After the 15 moves are made the men will have changed places. This can be done on a checker board, as shown in Fig. 2, using checkers for men, but be sure you so situate the men that they will occupy a row containing only 7 spaces.-Contributed by W. L. Woolson, Cape May Point, N.J.
Place eight checker men upon the checker board as shown in the first row in the sketch. The puzzle is to get in four piles of two men each without omitting to jump over two checker men every time a move is made.
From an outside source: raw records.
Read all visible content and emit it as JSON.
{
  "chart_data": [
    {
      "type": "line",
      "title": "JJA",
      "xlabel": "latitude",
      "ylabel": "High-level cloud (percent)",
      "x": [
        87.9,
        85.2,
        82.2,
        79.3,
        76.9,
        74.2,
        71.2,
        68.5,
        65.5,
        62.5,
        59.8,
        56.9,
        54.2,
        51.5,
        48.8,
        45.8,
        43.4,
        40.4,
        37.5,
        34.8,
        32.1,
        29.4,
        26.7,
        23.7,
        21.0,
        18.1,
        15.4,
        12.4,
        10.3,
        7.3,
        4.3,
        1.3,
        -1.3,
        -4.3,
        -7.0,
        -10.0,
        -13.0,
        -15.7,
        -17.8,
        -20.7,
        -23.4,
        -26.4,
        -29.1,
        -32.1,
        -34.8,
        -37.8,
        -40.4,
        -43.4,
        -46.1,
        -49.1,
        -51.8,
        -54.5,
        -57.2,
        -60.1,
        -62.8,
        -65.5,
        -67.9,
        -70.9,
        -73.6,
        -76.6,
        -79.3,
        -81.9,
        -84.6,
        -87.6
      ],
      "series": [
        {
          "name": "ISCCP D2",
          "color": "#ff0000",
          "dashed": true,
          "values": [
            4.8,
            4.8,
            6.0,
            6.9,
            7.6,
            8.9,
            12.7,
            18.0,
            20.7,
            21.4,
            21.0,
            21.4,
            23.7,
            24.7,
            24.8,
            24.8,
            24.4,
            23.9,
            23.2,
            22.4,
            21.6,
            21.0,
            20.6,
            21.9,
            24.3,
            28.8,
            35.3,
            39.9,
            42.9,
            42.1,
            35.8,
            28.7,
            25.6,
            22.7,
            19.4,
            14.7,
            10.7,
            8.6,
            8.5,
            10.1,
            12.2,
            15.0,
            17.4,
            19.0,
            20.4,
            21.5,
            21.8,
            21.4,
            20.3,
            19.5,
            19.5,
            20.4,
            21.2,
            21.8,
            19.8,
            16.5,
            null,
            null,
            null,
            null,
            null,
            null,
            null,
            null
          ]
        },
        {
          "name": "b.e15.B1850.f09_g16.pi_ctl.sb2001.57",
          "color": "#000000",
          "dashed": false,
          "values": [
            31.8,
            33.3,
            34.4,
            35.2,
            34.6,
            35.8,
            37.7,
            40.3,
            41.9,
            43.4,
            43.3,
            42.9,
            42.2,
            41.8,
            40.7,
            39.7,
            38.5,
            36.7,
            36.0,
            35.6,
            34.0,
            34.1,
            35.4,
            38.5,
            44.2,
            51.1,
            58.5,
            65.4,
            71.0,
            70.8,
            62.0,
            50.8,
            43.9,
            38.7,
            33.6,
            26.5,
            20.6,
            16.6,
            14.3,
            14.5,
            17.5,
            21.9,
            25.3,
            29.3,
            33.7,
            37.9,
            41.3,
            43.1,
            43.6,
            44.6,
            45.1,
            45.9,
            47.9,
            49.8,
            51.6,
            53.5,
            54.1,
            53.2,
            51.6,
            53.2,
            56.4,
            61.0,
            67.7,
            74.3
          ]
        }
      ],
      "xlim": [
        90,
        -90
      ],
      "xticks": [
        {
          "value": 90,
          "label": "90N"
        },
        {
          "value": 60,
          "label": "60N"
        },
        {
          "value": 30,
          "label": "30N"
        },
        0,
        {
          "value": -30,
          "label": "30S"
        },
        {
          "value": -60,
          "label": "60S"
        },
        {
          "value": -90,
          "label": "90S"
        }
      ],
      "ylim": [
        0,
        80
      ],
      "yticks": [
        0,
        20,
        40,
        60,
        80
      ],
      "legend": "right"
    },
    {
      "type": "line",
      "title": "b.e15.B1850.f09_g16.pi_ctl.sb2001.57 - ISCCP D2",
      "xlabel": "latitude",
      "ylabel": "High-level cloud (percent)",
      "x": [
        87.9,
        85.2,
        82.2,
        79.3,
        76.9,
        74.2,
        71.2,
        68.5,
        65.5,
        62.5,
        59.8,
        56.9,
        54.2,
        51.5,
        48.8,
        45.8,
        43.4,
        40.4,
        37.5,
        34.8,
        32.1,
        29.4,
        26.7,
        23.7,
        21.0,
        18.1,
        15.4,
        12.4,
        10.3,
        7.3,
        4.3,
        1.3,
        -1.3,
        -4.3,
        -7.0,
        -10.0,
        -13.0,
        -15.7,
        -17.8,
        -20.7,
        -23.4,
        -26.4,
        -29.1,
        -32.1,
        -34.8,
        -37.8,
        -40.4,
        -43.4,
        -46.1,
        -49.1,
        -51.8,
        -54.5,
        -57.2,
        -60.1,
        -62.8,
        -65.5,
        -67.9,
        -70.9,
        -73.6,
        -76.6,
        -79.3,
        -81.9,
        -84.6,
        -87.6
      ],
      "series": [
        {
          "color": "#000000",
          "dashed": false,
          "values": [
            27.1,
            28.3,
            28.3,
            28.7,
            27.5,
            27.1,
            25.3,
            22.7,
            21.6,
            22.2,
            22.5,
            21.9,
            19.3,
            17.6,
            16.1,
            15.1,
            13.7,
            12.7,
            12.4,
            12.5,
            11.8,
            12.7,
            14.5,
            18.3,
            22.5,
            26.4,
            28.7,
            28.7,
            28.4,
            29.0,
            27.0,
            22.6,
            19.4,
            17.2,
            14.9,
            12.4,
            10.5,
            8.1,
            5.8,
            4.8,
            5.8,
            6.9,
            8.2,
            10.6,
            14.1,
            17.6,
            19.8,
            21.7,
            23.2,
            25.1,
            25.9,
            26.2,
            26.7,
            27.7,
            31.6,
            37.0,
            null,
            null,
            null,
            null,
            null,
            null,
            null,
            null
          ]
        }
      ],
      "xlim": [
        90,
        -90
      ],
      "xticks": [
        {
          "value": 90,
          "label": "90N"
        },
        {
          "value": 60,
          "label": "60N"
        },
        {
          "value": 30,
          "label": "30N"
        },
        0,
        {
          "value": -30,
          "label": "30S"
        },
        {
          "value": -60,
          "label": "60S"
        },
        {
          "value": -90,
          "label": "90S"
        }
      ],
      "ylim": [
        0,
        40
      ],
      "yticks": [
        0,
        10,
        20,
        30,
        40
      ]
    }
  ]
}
Illustration: Placing the Checkers
The first move is to jump 5 over 4 and 3 on 2 which is shown in the second row, then jump 3 over 4 and 6 on 7 and the positions will appear as shown in the third row; jump 1 over 2 and 5 on 4 to get the men placed like the fourth row and the last move is to jump 8 over 3 and 7 on 6 which will make the four piles of two men each as shown in the fifth row.-Contributed by I. G. Bayley, Cape May Point, N.J.